Les 20 visites en six mois du collecteur de fonds libéral Charles Rondeau au cabinet du premier ministre Jean Charest ne témoignent pas d'un mode d'opération déterminé. En fait, ce serait l'exception, si on observe d'autres périodes qui ont suivi le départ de Marc Bellemare de la politique.

C'est ce qui ressort du registre des entrées du bureau du premier ministre Charest pour la période allant de février 2005 à avril 2007, qui correspond au séjour du ministre Yvon Marcoux à la Justice. Les procureurs de la commission Bastarache ont demandé ces renseignements à la Sécurité publique afin de savoir si la visite des collecteurs de fonds au cabinet du premier ministre était une habitude bien ancrée à Québec.

Or, durant cette période, on ne trouve qu'une mention de Charles Rondeau et de Franco Fava. Les deux hommes s'étaient présentés à la passerelle entre le cabinet de M. Charest et le parlement, le jour de la prestation de serment du gouvernement minoritaire, le 5 avril 2007.

Dans son témoignage, l'ancien ministre de la Justice Marc Bellemare a soutenu que Franco Fava, responsable important du financement du PLQ à Québec, allait toutes les semaines dans le bureau de Chantal Landry, responsable des nominations au cabinet de Jean Charest. Or, les documents produits pour les procureurs montrent plutôt que pendant les six mois où Me Bellemare dirigeait la Justice, c'est plutôt Charles Rondeau qui s'y rendait de façon quasi hebdomadaire.

Dans son témoignage, Franco Fava a par exemple dit que les choix des assesseurs patronaux et syndicaux à la Commission des lésions professionnelles n'étaient pas des nominations du gouvernement.

Or, on trouve dans le registre une rencontre de huit heures entre Charles Rondeau et Chantale Landry le 10 mars 2004. Une semaine plus tard, pas moins de 202 assesseurs ont été nommés ou renouvelés au cours de la réunion suivante du Conseil des ministres.

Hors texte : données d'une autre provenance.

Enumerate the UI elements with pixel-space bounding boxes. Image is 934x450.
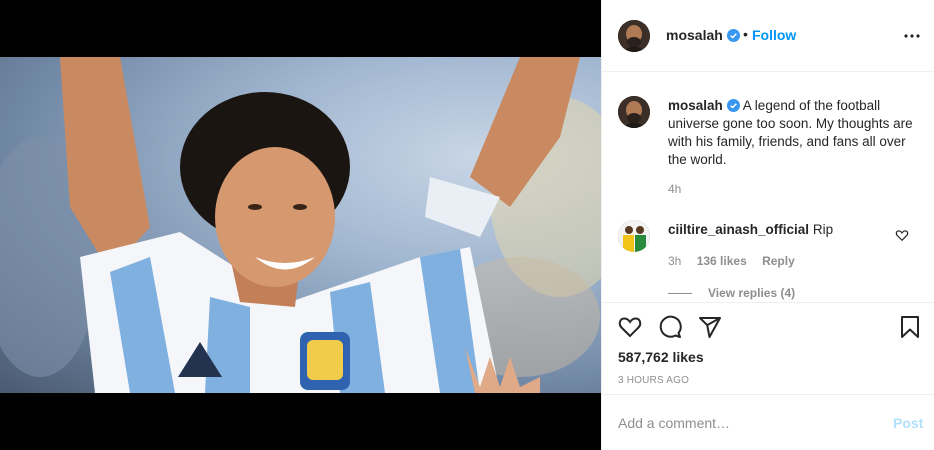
- likes-count[interactable]: 587,762 likes: [618, 349, 704, 365]
- post-media[interactable]: [0, 0, 601, 450]
- verified-badge-icon: [726, 29, 740, 42]
- post-photo[interactable]: [0, 57, 601, 393]
- reply-author-avatar[interactable]: [618, 220, 650, 252]
- share-icon[interactable]: [698, 315, 722, 339]
- reply-timestamp[interactable]: 3h: [668, 254, 681, 268]
- comment-like-heart-icon[interactable]: [895, 228, 909, 242]
- bookmark-icon[interactable]: [898, 315, 922, 339]
- author-avatar[interactable]: [618, 20, 650, 52]
- post-caption: mosalah A legend of the football univers…: [668, 97, 918, 169]
- heart-icon[interactable]: [618, 315, 642, 339]
- add-comment-bar: Post: [602, 394, 934, 450]
- caption-timestamp[interactable]: 4h: [668, 182, 681, 196]
- separator-dot: •: [743, 26, 748, 42]
- view-replies-line: [668, 293, 692, 295]
- comments-list[interactable]: mosalah A legend of the football univers…: [602, 72, 934, 302]
- more-options-icon[interactable]: [900, 24, 924, 48]
- post-comment-button[interactable]: Post: [893, 415, 923, 431]
- reply-meta: 3h 136 likes Reply: [668, 254, 807, 268]
- posted-time[interactable]: 3 HOURS AGO: [618, 375, 689, 386]
- player-celebrating-image: [0, 57, 601, 393]
- follow-button[interactable]: Follow: [752, 27, 796, 43]
- post-details-panel: mosalah • Follow mosalah A legend of the…: [601, 0, 934, 450]
- author-username-text[interactable]: mosalah: [666, 27, 723, 43]
- comment-icon[interactable]: [658, 315, 682, 339]
- reply-text: Rip: [812, 222, 834, 237]
- reply-button[interactable]: Reply: [762, 254, 795, 268]
- post-header: mosalah • Follow: [602, 0, 934, 72]
- view-replies-label[interactable]: View replies (4): [708, 286, 795, 300]
- reply-likes[interactable]: 136 likes: [697, 254, 747, 268]
- comment-input[interactable]: [618, 413, 868, 433]
- reply-username[interactable]: ciiltire_ainash_official: [668, 222, 809, 237]
- reply-comment: ciiltire_ainash_official Rip: [668, 222, 833, 237]
- caption-username[interactable]: mosalah: [668, 98, 723, 113]
- author-username[interactable]: mosalah: [666, 27, 740, 43]
- post-actions: 587,762 likes 3 HOURS AGO: [602, 302, 934, 394]
- caption-author-avatar[interactable]: [618, 96, 650, 128]
- verified-badge-icon: [726, 99, 740, 112]
- view-replies-button[interactable]: View replies (4): [668, 286, 795, 300]
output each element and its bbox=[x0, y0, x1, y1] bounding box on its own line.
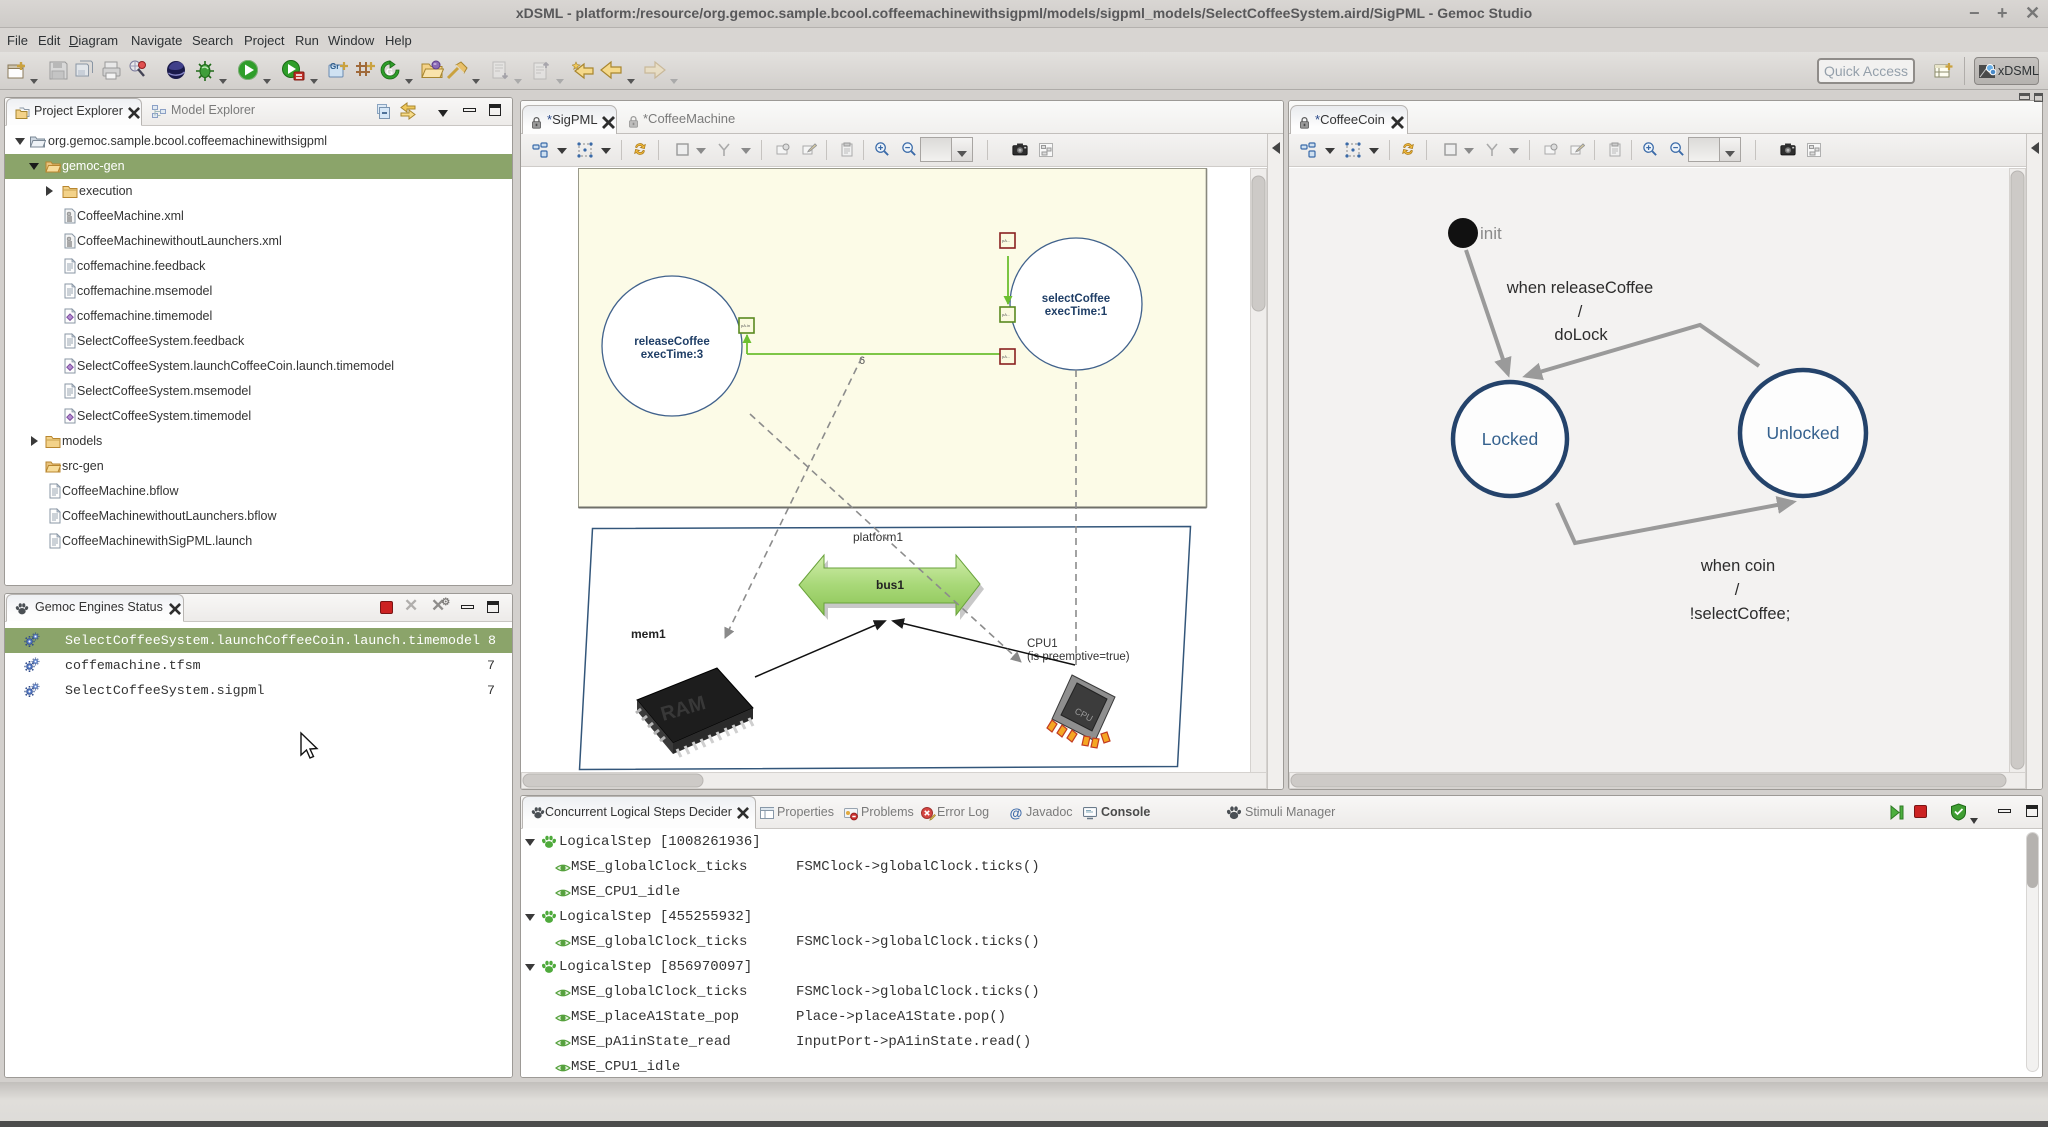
svg-text:when coin: when coin bbox=[1700, 557, 1775, 575]
svg-text:G: G bbox=[386, 67, 393, 77]
svg-text:bus1: bus1 bbox=[876, 578, 904, 592]
svg-text:pA...: pA... bbox=[1002, 354, 1010, 359]
svg-text:pA...: pA... bbox=[1002, 312, 1010, 317]
svg-text:Locked: Locked bbox=[1482, 429, 1538, 449]
svg-text:CPU1: CPU1 bbox=[1027, 638, 1058, 650]
svg-text:Gr: Gr bbox=[330, 62, 339, 71]
svg-text:mem1: mem1 bbox=[631, 627, 666, 641]
svg-text:when releaseCoffee: when releaseCoffee bbox=[1506, 279, 1653, 297]
svg-text:/: / bbox=[1735, 581, 1740, 599]
svg-text:Unlocked: Unlocked bbox=[1767, 423, 1840, 443]
svg-text:pA.in: pA.in bbox=[741, 323, 750, 328]
svg-text:!selectCoffee;: !selectCoffee; bbox=[1690, 605, 1791, 623]
svg-text:/: / bbox=[1578, 303, 1583, 321]
svg-text:init: init bbox=[1480, 224, 1502, 243]
svg-text:execTime:1: execTime:1 bbox=[1045, 306, 1108, 318]
svg-text:selectCoffee: selectCoffee bbox=[1042, 293, 1110, 305]
svg-text:pA...: pA... bbox=[1002, 238, 1010, 243]
svg-text:releaseCoffee: releaseCoffee bbox=[634, 336, 709, 348]
svg-text:doLock: doLock bbox=[1554, 326, 1608, 344]
svg-text:execTime:3: execTime:3 bbox=[641, 349, 703, 361]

Cette semaine, la Commission terminera une étape importante en mettant fin aux audiences liées aux déclarations de Me Marc Bellemare sur le trafic d'influence pour la nomination de magistrats. Chantale Landry doit comparaître aujourd'hui. Elle insistera sur son rôle de simple «messagère» dans les nominations de juges, mais on peut prévoir que les procureurs de Marc Bellemare voudront l'amener sur le terrain beaucoup plus vaste de son rôle dans l'ensemble des nominations gouvernementales.

Stéphane Bertrand, ancien chef de cabinet de M. Charest, doit aussi être entendu aujourd'hui.

Après quelques spécialistes universitaires, André Brochu, ancien haut fonctionnaire responsable des emplois supérieurs, sera appelé à la barre. Enfin, on pourra entendre les témoignages des anciens ministres de la Justice libéraux Jacques Dupuis, Yvon Marcoux et Kathleen Weil.

Par la suite, la Commission doit poursuivre ses travaux sur la question plus théorique du processus de nomination des juges. Elle entendra des experts en droit qui indiqueront les façons de faire à l'étranger.

Le rapport Michel Bastarache est désormais attendu pour la fin du mois de janvier 2011. Le commissaire a obtenu une prolongation de son mandat original, qui se terminait le 15 octobre.

Baie-Comeau: trois donateurs du PLQ nommés juges

Les trois derniers juges nommés à la Cour du Québec à Baie-Comeau auraient tous déjà contribué à la caisse du Parti libéral du Québec, selon ce qu'aurait découvert l'équipe de l'émission Enquête de Radio-Canada. Le plus récent cas remonterait à 2009 lors de la nomination de François Boisjoli.

Celui-ci aurait été choisi à l'issue d'un deuxième appel de candidatures et, donc, d'une deuxième série d'entrevues, alors qu'il n'avait pas participé au premier processus d'embauche. Le juge Boisjoli et les deux autres sélectionnés précédemment auraient tous versé de l'argent à la caisse du PLQ en 2002 et proviendraient du même cabinet d'avocats.